Rautenstock
Der Rautenstock ist ein denkmalgeschütztes Gebäude[1] in Doberlug-Kirchhain, Hauptstraße 18, im Landkreis Elbe-Elster in Brandenburg. Es wurde im Jahre 1666 als Gästehaus des Schlosses Doberlug angelegt und ist prägend für den barocken Charakter des Stadtteils. In dem Gebäude befand sich bis zum Ende des Zweiten Weltkrieges ein Gasthaus; anschließend wurde es als Kommandantur und später als Verwaltung für die Forstbehörde genutzt. Nach jahrelangem Leerstand seit den 1990er Jahren wurde das Haus bis 2013 restauriert und erhielt eine neue Nutzung als Pension.[2]
Geschichte
Im Zusammenhang mit dem Bau des Schlosses Doberlug erfolgte 1664, nach Auftrag durch Herzog Christian I. von Sachsen-Merseburg, die Planung eines Gasthofs zur Unterbringung herzoglicher Gäste. Diese Erkenntnis stammt aus einem ersten Kostenvoranschlag aus diesem Jahr. Weitere Unterlagen aus dem Jahr 1682 machen deutlich, dass die Bauausführung deutlich später begann. Der Baukörper wurde mit exponierter Lage in das damalige Stadtgefüge eingepasst. Im Gegensatz zur ansonsten vorherrschenden Reihenbebauung in Doberlug wurde der Gasthof als Solitärbau errichtet. Im Osten und Westen wurde das Grundstück durch je eine Gasse flankiert. Der ursprüngliche Gasthof bestand aus einem Gebäudeensemble, welches einen Hof umschloss. Mit seinem Haupthaus wurde der „Rautenstock“ nach Norden mittig zur heutigen Hauptstraße ausgerichtet, welche als repräsentative Zufahrt zum Schloss diente.
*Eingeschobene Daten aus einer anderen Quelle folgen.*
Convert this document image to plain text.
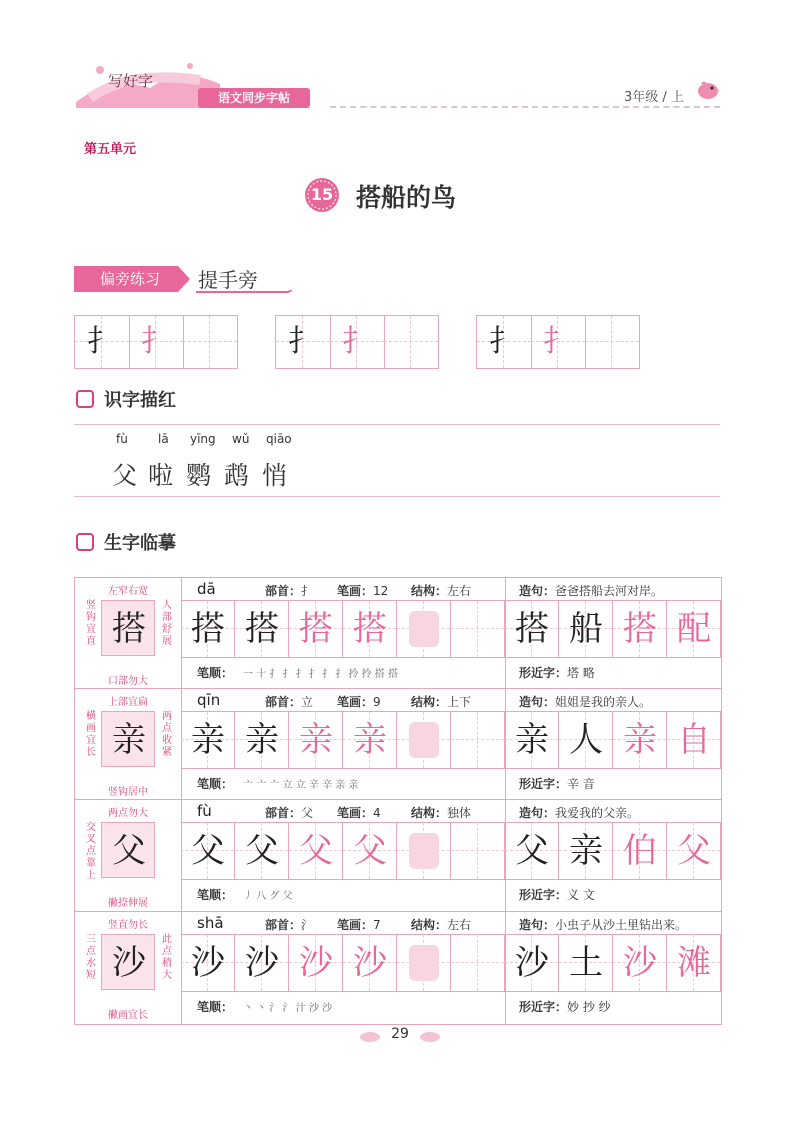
写好字
语文同步字帖	3年级 / 上
第五单元
15 搭船的鸟
偏旁练习	提手旁
扌 扌	扌 扌	扌 扌
识字描红
fù	lā yīng wǔ qiāo
父 啦 鹦 鹉 悄
生字临摹
左窄右宽
竖钩宜直 搭
人部舒展
口部勿大
dā	部首：扌 笔画：12 结构：左右	造句：爸爸搭船去河对岸。
搭 搭 搭 搭	搭 船 搭 配
笔顺： 一 十 扌 扌 扌 扌 扌 扌 拎 拎 搭 搭	形近字：塔 略
上部宜扁
横画宜长 亲
两点收紧
竖钩居中
qīn	部首：立 笔画：9	结构：上下	造句：姐姐是我的亲人。
亲 亲 亲 亲	亲 人 亲 自
笔顺： 亠 亠 亠 立 立 辛 辛 亲 亲	形近字：辛 音
两点勿大
交叉点靠上
父
撇捺伸展
fù	部首：父 笔画：4	结构：独体	造句：我爱我的父亲。
父 父 父 父	父 亲 伯 父
笔顺： 丿 八 グ 父	形近字：义 文
竖直勿长
三点水短 沙
此点稍大
撇画宜长
shā	部首：氵 笔画：7	结构：左右	造句：小虫子从沙土里钻出来。
沙 沙 沙 沙	沙 土 沙 滩
笔顺： 丶 丶 氵 氵 汁 沙 沙	形近字：妙 抄 纱
29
Rückseitig wurden im 18. Jahrhundert eingeschossige Wirtschaftsgebäude U-förmig angefügt. Sie beinhalteten Stall- und Scheunenbereiche. Der innen liegende Hof, den man durch eine Durchfahrt im südlichen Wirtschaftsgebäude und im Bereich des nördlichen Hauptgebäudes erreichte, wurde mit einem Pflaster aus Lesesteinen versehen.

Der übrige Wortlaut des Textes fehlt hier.